150 Anlagen sollen entstehen
Aufgrund der Stromersparnis und der Einspeisungen würden die Gemeinden "nur die Hälfte der Sonnen-Investition wirklich bezahlen müssen", rechnete Walter Schiefer, Geschäftsführer der zur Energie Steiermark/Steweag gehörenden Freistritzwerke, vor. Die Amortisationszeit belaufe sich auf zehn Jahre. Erreicht werden sollen viele kleine Gemeinden, insgesamt 150 sollen entstehen.

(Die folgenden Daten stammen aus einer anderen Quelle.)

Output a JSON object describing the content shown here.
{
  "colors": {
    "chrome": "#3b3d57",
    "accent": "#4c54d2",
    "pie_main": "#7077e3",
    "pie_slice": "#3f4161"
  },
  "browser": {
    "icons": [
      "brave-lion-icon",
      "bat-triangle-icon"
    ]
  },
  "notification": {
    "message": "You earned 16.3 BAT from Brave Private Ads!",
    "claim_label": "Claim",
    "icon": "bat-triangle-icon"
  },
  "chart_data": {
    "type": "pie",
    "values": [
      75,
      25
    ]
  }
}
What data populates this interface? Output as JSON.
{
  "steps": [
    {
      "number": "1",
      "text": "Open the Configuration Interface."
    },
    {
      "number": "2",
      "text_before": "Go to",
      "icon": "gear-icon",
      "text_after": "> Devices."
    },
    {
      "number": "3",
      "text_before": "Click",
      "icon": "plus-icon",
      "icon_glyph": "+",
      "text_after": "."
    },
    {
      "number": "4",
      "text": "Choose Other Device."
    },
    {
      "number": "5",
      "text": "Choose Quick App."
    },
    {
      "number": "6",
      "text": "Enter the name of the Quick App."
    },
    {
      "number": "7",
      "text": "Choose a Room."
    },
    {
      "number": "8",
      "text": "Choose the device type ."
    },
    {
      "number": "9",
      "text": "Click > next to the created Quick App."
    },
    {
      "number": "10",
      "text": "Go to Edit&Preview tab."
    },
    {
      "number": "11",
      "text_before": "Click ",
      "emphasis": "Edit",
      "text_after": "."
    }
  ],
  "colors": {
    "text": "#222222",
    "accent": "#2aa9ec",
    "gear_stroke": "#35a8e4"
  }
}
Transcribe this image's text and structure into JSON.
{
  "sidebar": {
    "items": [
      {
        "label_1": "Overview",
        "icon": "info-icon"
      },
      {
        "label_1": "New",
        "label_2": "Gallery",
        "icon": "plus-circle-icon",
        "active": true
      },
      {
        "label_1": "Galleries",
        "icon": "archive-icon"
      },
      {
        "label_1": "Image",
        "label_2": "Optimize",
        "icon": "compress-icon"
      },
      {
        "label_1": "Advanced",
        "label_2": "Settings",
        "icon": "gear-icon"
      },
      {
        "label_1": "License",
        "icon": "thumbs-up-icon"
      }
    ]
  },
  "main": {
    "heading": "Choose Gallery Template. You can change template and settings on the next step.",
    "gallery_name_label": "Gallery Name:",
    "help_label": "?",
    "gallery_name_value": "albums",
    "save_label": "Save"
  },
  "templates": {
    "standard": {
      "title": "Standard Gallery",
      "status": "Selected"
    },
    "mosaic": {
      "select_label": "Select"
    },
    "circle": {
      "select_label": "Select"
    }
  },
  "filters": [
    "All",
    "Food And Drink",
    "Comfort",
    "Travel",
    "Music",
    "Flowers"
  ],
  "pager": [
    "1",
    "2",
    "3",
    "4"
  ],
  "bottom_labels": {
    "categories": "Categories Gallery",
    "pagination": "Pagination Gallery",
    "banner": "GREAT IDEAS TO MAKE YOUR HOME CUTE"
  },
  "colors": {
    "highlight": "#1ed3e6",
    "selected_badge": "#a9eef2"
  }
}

Private können Strom verkaufen
Großzügig gibt sich der Landesenergieversorger auch gegenüber Privaten, die Stromüberschüsse ins Netz einspeisen wollen. Mit 15 Cent pro Kilowattstunde zahle man 50 Prozent mehr als der Verbund. Die Zusatzinvestition zum Einspeisen des Ökostroms sei minimal, es müsste nur ein Zähler angeschlossen werden. Die Preise für die Einspeisung seien laut Harnik und Schiefer für zwei Jahre garantiert. Gerechnet wird mit rund 500 Anträgen. Für die Errichtung privater Photovoltaikanlagen könnte es bald weitere Fördermaßnahmen des Landes geben, ließen die Sprecher des Stromanbieters durchblicken.